Elle ne voulait pas que ça se sache. La première aide-soignante à avoir été élue députée est retournée à l’hôpital pendant un mois pour prêter main-forte face au Covid-19. « Je ne souhaitais pas en parler. D’abord, parce que c’est normal : quand on est soignant, on le reste à vie. Ensuite, parce que ce ne sont pas les parlementaires qu’il faut mettre en lumière, mais ceux qui soignent tous les jours pour un salaire de misère et ont redoublé d’efforts face au coronavirus », insiste l’insoumise Caroline Fiat. Oui, mais voilà, le préfet de Meurthe-et-Moselle était tout content que deux élues de son département, dont la sénatrice radicale Véronique Guillotin, remettent la blouse. Alors il l’a annoncé.
Une parlementaire qui ne lâche rien
« Du coup, j’accepte de témoigner, et de porter un peu la voix des soignants dans la période », mesure la députée. Elle n’a jamais cessé de le faire depuis son élection. Dès juillet 2017, elle tonne dans l’hémicycle pour alerter sur la situation intenable dans l’hôpital public. Elle prend à témoin le gouvernement, lutte contre chaque coupe dans le budget de la Sécurité sociale, et mène une mission parlementaire qui appelle à un plan massif pour changer la donne dans les Ehpad. Un combat permanent. « J’ai prêché dans le désert. Ils n’ont jamais écouté. Mais ils savaient. Toutes les vidéos de mes interventions ressortent aujourd’hui, et ça me rend d’autant plus furieuse. J’ai hâte de recroiser Édouard Philippe qui a dit que la France n’a pas pris de retard contre le coronavirus. Eh ben si, chéri, t’as pris du retard. Quand on délocalise la production sanitaire, quand on maltraite les stocks, quand on a une situation de crise à l’hôpital, faut pas sortir de l’ENA pour savoir que ça va être très tendu avec une épidémie », dénonce-t-elle.

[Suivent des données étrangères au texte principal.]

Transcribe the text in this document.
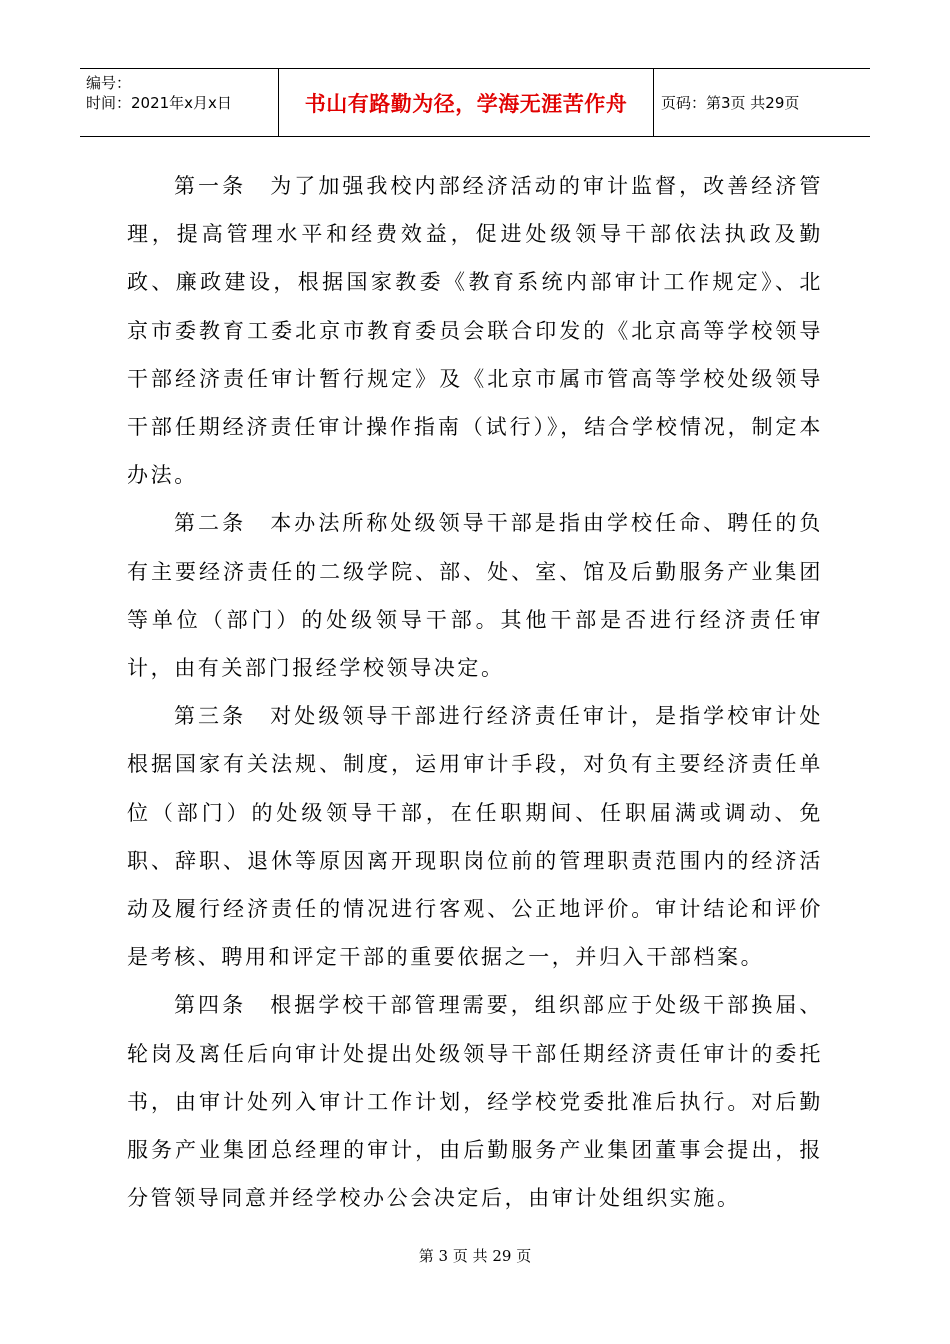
编号：
时间：2021年x月x日	书山有路勤为径，学海无涯苦作舟	页码：第3页 共29页

第一条　为了加强我校内部经济活动的审计监督，改善经济管理，提高管理水平和经费效益，促进处级领导干部依法执政及勤政、廉政建设，根据国家教委《教育系统内部审计工作规定》、北京市委教育工委北京市教育委员会联合印发的《北京高等学校领导干部经济责任审计暂行规定》及《北京市属市管高等学校处级领导干部任期经济责任审计操作指南（试行）》，结合学校情况，制定本办法。

第二条　本办法所称处级领导干部是指由学校任命、聘任的负有主要经济责任的二级学院、部、处、室、馆及后勤服务产业集团等单位（部门）的处级领导干部。其他干部是否进行经济责任审计，由有关部门报经学校领导决定。

第三条　对处级领导干部进行经济责任审计，是指学校审计处根据国家有关法规、制度，运用审计手段，对负有主要经济责任单位（部门）的处级领导干部，在任职期间、任职届满或调动、免职、辞职、退休等原因离开现职岗位前的管理职责范围内的经济活动及履行经济责任的情况进行客观、公正地评价。审计结论和评价是考核、聘用和评定干部的重要依据之一，并归入干部档案。

第四条　根据学校干部管理需要，组织部应于处级干部换届、轮岗及离任后向审计处提出处级领导干部任期经济责任审计的委托书，由审计处列入审计工作计划，经学校党委批准后执行。对后勤服务产业集团总经理的审计，由后勤服务产业集团董事会提出，报分管领导同意并经学校办公会决定后，由审计处组织实施。

第 3 页 共 29 页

Prête à affronter une deuxième vague
Puis elle félicite les personnels. « Tout tient grâce à eux, à leur dévouement et leur professionnalisme, malgré les manques. Ils ont monté les lits à une vitesse prodigieuse, alors qu’ils sont en lutte depuis un an contre la casse de l’hôpital public. Le gouvernement peut se gargariser, mais ce sont les petites mains qui ont tout fait », rappelle celle qui vient de passer un mois au CHU de Nancy, en service réanimation Covid-19. « Les collègues ont été super, ils ont mis de côté le fait que j’étais députée, et ils m’ont appris tout ce que je ne savais pas. Pour le reste, c’est comme le vélo. S’il y a besoin de moi pour un deuxième vague, j’y retourne. » Et tant pis si cela fait beaucoup d’être députée en même temps. « Je ne suis pas magicienne ! Mon groupe m’a beaucoup soutenue. Sandrine, Grégory et Fabien, les collaborateurs qui travaillent avec moi, ont vraiment assuré. Quand je dormais un peu et qu’il y avait urgence, ils se disaient ‘‘que ferait Caro ?’’, et comme on se connaît bien, ça a roulé. »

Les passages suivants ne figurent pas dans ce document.